Vaughan, acting as spokesman for the department, pointed to California Health and Safety Code 11362.3, which outlines all the things pot smokers are prohibited from doing such as smoking in many public places; smoking in a location where smoking tobacco is prohibited; or smoking within 1,000 feet of a school or day care center.
Jonathan Hunter, 30, a local songwriter and hip-hop artist, said he started smoking at 18.
"I wanted to wait until I was an adult before I tried it," he said. "There was no peer pressure."
Now, he is an enthusiastic smoker, although he has laid off for months at a time with no problems.
"In Bakersfield, weed is a big part of the local culture, at least as big as the Bay Area or L.A.

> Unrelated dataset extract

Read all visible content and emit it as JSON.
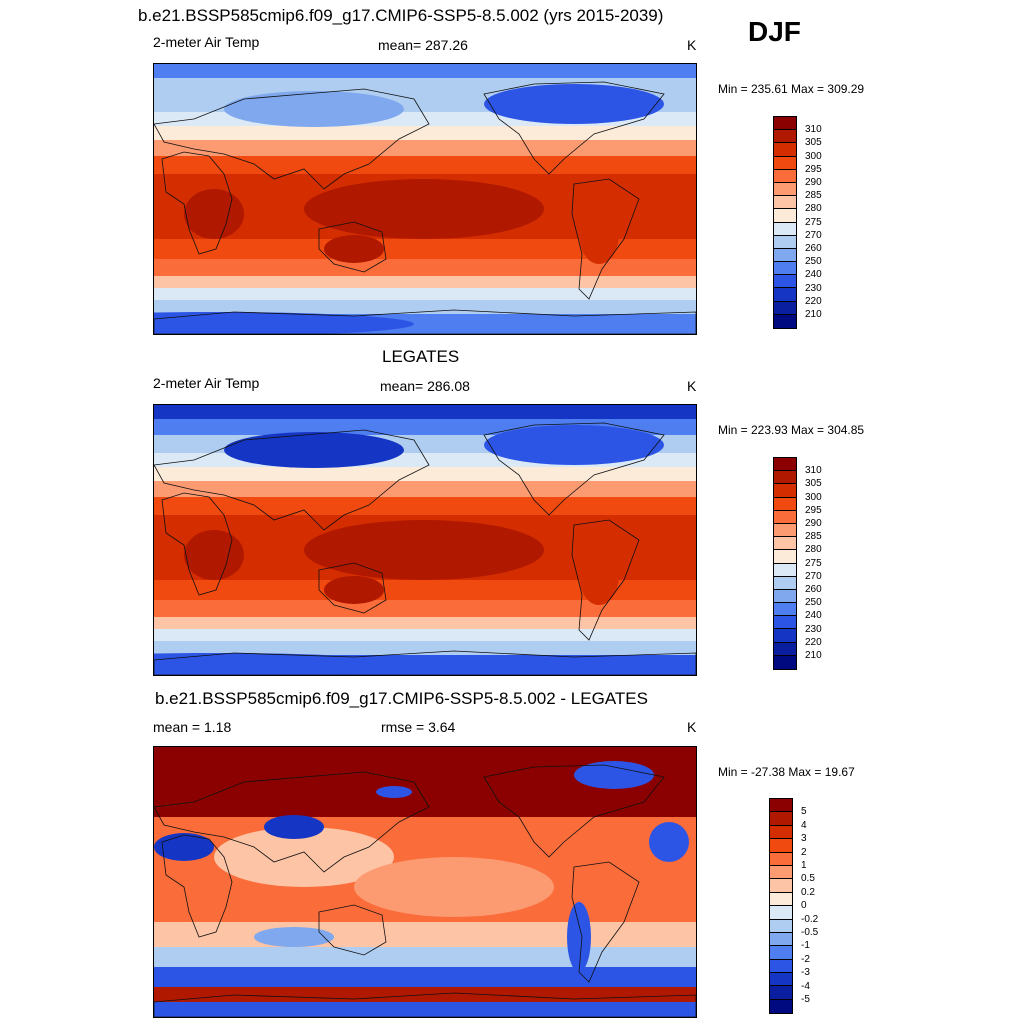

"I travel for music," he said. "The culture of weed is heavier here, even though this is a conservative town."
Hunter said he has formed many relationships, including business relationships, that began with cannabis as the common denominator.
"To me, 420 is nothing more than a celebration of the culture of weed smokers," he said. "Because it really is a culture. It's discussed in blogs, it brings people together."
The numbers are huge, he said of the local culture.
"If you put together a community of all the weed smokers here in Bakersfield, you'd be surprised at the number."
The changes are not without controversy. The number of co-ops and their placement near neighborhoods has some complaining that crime follows.
But proponents of cannabis like Alex Sanchez believe the reform of marijuana laws will bring changes in attitude.
"I am beginning to see a more diverse culture," he said. "Not the average early 20s stereotypical stoner. But people who are genuinely seeking an alternative to not only pain management, but a wide range of medical treatments."
He's tired of the stigma, tired of the history of incarceration and the myths associated with cannabis.
Said Sanchez, "I'm just trying to humanize it."